5  Conclusion

5.1 Takeaways from the project

  • Demographic (age) and social factors (education and income) clearly correlate with Nutrition, Physical Activity, and Obesity patterns; that is, people who earn the most and have the highest educational qualifications are the least obese and have consumed the maximum amount of fruit.

  • Environmental and cultural factors, such as location and race/ethnicity, play a crucial role in shaping nutrition and physical activity behaviors. Geographical differences in fruit and vegetable consumption are evident, with location impacting obesity rates.

  • Over time, there has been a concerning rise in obesity, particularly among the youngest adults, highlighting the need for targeted interventions. In conclusion, a comprehensive understanding of these factors is essential for effective public health strategies to address the complex interplay between demographics, behaviors, and obesity rates.

5.2 Limitations of this project

While working on this project, we faced some limitations.
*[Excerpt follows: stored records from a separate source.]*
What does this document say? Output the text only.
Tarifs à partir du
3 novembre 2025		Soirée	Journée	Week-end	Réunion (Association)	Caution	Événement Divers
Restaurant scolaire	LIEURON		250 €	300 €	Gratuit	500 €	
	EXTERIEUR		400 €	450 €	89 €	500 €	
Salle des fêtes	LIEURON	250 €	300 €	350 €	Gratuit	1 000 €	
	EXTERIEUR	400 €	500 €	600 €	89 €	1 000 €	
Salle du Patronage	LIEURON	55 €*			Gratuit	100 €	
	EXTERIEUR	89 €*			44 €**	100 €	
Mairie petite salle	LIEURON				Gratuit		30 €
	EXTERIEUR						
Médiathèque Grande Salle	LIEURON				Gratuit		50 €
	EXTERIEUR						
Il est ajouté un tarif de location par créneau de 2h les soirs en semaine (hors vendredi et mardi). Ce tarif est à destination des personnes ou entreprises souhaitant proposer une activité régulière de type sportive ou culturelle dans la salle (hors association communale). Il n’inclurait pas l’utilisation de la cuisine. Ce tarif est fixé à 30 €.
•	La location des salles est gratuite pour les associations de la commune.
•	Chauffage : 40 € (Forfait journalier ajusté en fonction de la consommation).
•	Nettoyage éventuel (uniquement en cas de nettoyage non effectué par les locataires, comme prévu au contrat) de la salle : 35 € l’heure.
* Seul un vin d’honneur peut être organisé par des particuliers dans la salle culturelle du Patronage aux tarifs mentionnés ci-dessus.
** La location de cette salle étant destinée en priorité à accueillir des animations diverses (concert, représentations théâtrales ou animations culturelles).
  • The sample size for some of the Categories across certain states was too small, hence, we didn’t have data for these values.
  • For the dietary data (i.e. Fruits and Vegetables), we didn’t have data before 2017 and only had data for three different years. Hence, we could create trend conclusions only across three years.
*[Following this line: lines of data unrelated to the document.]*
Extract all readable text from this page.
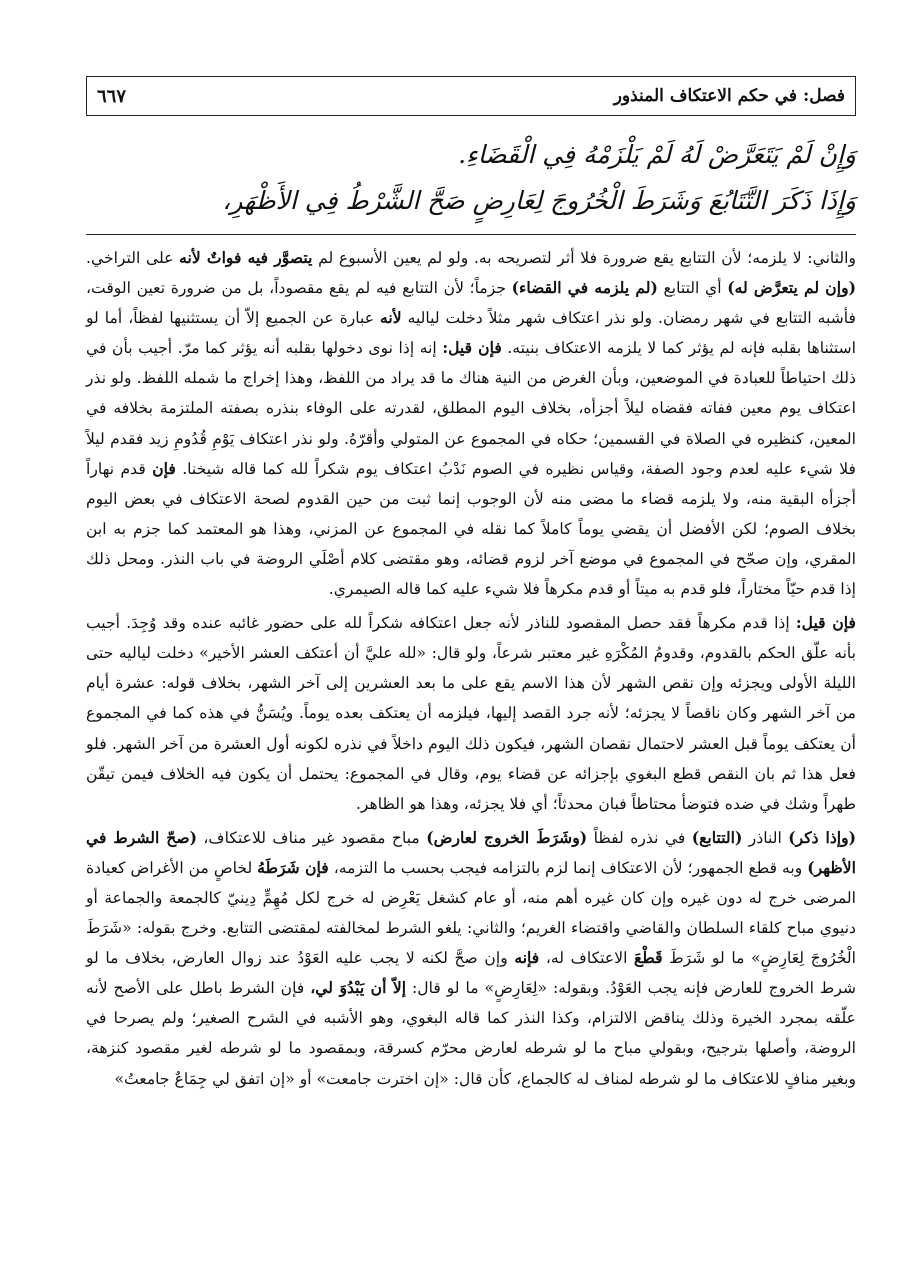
فصل: في حكم الاعتكاف المنذور
٦٦٧

وَإِنْ لَمْ يَتَعَرَّضْ لَهُ لَمْ يَلْزَمْهُ فِي الْقَضَاءِ.

وَإِذَا ذَكَرَ التَّتَابُعَ وَشَرَطَ الْخُرُوجَ لِعَارِضٍ صَحَّ الشَّرْطُ فِي الأَظْهَرِ،

والثاني: لا يلزمه؛ لأن التتابع يقع ضرورة فلا أثر لتصريحه به. ولو لم يعين الأسبوع لم يتصوَّر فيه فواتٌ لأنه على التراخي. (وإن لم يتعرَّض له) أي التتابع (لم يلزمه في القضاء) جزماً؛ لأن التتابع فيه لم يقع مقصوداً، بل من ضرورة تعين الوقت، فأشبه التتابع في شهر رمضان. ولو نذر اعتكاف شهر مثلاً دخلت لياليه لأنه عبارة عن الجميع إلاّ أن يستثنيها لفظاً، أما لو استثناها بقلبه فإنه لم يؤثر كما لا يلزمه الاعتكاف بنيته. فإن قيل: إنه إذا نوى دخولها بقلبه أنه يؤثر كما مرّ. أجيب بأن في ذلك احتياطاً للعبادة في الموضعين، وبأن الغرض من النية هناك ما قد يراد من اللفظ، وهذا إخراج ما شمله اللفظ. ولو نذر اعتكاف يوم معين ففاته فقضاه ليلاً أجزأه، بخلاف اليوم المطلق، لقدرته على الوفاء بنذره بصفته الملتزمة بخلافه في المعين، كنظيره في الصلاة في القسمين؛ حكاه في المجموع عن المتولي وأقرّهُ. ولو نذر اعتكاف يَوْمِ قُدُومِ زيد فقدم ليلاً فلا شيء عليه لعدم وجود الصفة، وقياس نظيره في الصوم نَدْبُ اعتكاف يوم شكراً لله كما قاله شيخنا. فإن قدم نهاراً أجزأه البقية منه، ولا يلزمه قضاء ما مضى منه لأن الوجوب إنما ثبت من حين القدوم لصحة الاعتكاف في بعض اليوم بخلاف الصوم؛ لكن الأفضل أن يقضي يوماً كاملاً كما نقله في المجموع عن المزني، وهذا هو المعتمد كما جزم به ابن المقري، وإن صحّح في المجموع في موضع آخر لزوم قضائه، وهو مقتضى كلام أصْلَي الروضة في باب النذر. ومحل ذلك إذا قدم حيّاً مختاراً، فلو قدم به ميتاً أو قدم مكرهاً فلا شيء عليه كما قاله الصيمري.

فإن قيل: إذا قدم مكرهاً فقد حصل المقصود للناذر لأنه جعل اعتكافه شكراً لله على حضور غائبه عنده وقد وُجِدَ. أجيب بأنه علّق الحكم بالقدوم، وقدومُ المُكْرَهِ غير معتبر شرعاً، ولو قال: «لله عليَّ أن أعتكف العشر الأخير» دخلت لياليه حتى الليلة الأولى ويجزئه وإن نقص الشهر لأن هذا الاسم يقع على ما بعد العشرين إلى آخر الشهر، بخلاف قوله: عشرة أيام من آخر الشهر وكان ناقصاً لا يجزئه؛ لأنه جرد القصد إليها، فيلزمه أن يعتكف بعده يوماً. ويُسَنُّ في هذه كما في المجموع أن يعتكف يوماً قبل العشر لاحتمال نقصان الشهر، فيكون ذلك اليوم داخلاً في نذره لكونه أول العشرة من آخر الشهر. فلو فعل هذا ثم بان النقص قطع البغوي بإجزائه عن قضاء يوم، وقال في المجموع: يحتمل أن يكون فيه الخلاف فيمن تيقّن طهراً وشك في ضده فتوضأ محتاطاً فبان محدثاً؛ أي فلا يجزئه، وهذا هو الظاهر.

(وإذا ذكر) الناذر (التتابع) في نذره لفظاً (وشَرَطَ الخروج لعارض) مباح مقصود غير مناف للاعتكاف، (صحّ الشرط في الأظهر) وبه قطع الجمهور؛ لأن الاعتكاف إنما لزم بالتزامه فيجب بحسب ما التزمه، فإن شَرَطَهُ لخاصٍ من الأغراض كعيادة المرضى خرج له دون غيره وإن كان غيره أهم منه، أو عام كشغل يَعْرِض له خرج لكل مُهِمٍّ دِينيّ كالجمعة والجماعة أو دنيوي مباح كلقاء السلطان والقاضي واقتضاء الغريم؛ والثاني: يلغو الشرط لمخالفته لمقتضى التتابع. وخرج بقوله: «شَرَطَ الْخُرُوجَ لِعَارِضٍ» ما لو شَرَطَ قَطْعَ الاعتكاف له، فإنه وإن صحَّ لكنه لا يجب عليه العَوْدُ عند زوال العارض، بخلاف ما لو شرط الخروج للعارض فإنه يجب العَوْدُ. وبقوله: «لِعَارِضٍ» ما لو قال: إلاّ أن يَبْدُوَ لي، فإن الشرط باطل على الأصح لأنه علّقه بمجرد الخيرة وذلك يناقض الالتزام، وكذا النذر كما قاله البغوي، وهو الأشبه في الشرح الصغير؛ ولم يصرحا في الروضة، وأصلها بترجيح، وبقولي مباح ما لو شرطه لعارض محرّم كسرقة، وبمقصود ما لو شرطه لغير مقصود كنزهة، وبغير منافٍ للاعتكاف ما لو شرطه لمناف له كالجماع، كأن قال: «إن اخترت جامعت» أو «إن اتفق لي جِمَاعٌ جامعتُ»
5.3 Some plans for the future

When looking towards the future of this project, we have certain areas which we can explore more.
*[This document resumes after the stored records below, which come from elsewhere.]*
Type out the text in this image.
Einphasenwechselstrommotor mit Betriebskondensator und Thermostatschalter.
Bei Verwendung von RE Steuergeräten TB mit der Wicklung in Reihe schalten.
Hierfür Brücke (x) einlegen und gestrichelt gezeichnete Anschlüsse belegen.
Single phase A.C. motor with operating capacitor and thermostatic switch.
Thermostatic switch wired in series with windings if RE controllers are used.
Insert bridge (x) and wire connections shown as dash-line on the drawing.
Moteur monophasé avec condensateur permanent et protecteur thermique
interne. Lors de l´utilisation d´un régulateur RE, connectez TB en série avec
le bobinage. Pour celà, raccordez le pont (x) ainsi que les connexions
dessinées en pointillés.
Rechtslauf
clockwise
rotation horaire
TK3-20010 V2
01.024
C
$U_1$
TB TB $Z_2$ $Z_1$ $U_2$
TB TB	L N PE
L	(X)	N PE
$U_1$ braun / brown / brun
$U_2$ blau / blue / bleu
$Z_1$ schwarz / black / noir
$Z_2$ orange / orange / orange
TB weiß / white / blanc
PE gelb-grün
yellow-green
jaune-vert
  • Most of the analysis we have done is for 2021, i.e., the latest year of the data across the questions. We wanted to show the latest social, demographic, and environmental analysis. But we had data across ten different for a lot of questions. We only explored the trends, but in the future, we can go much deeper across the years and create yearly analyses and comparisons between Obesity, Physical Fitness, and Nutrition diets.
  • We mainly selected four different questions from the nine questions that we got from the data because we felt these were the four most relevant questions for our analysis. In the future, we can explore some other questions and find more conclusions.

5.4 Lessons learned during the project

Naturally working on a project this vast, there are a lot of lessons we have learned.

  • We became more Hands-On and comfortable working with R as well as how to integrate GitHub with RStudio.
  • D3 was a completely new framework for us, so we got some competency in working with d3.js.
  • In the previous PSet assignments, we didn’t get the opportunity to work with Time Series data or with any sort of Mapping data. We had to opportunity to use both these techniques in this project, so were able to use and become proficient in these methods.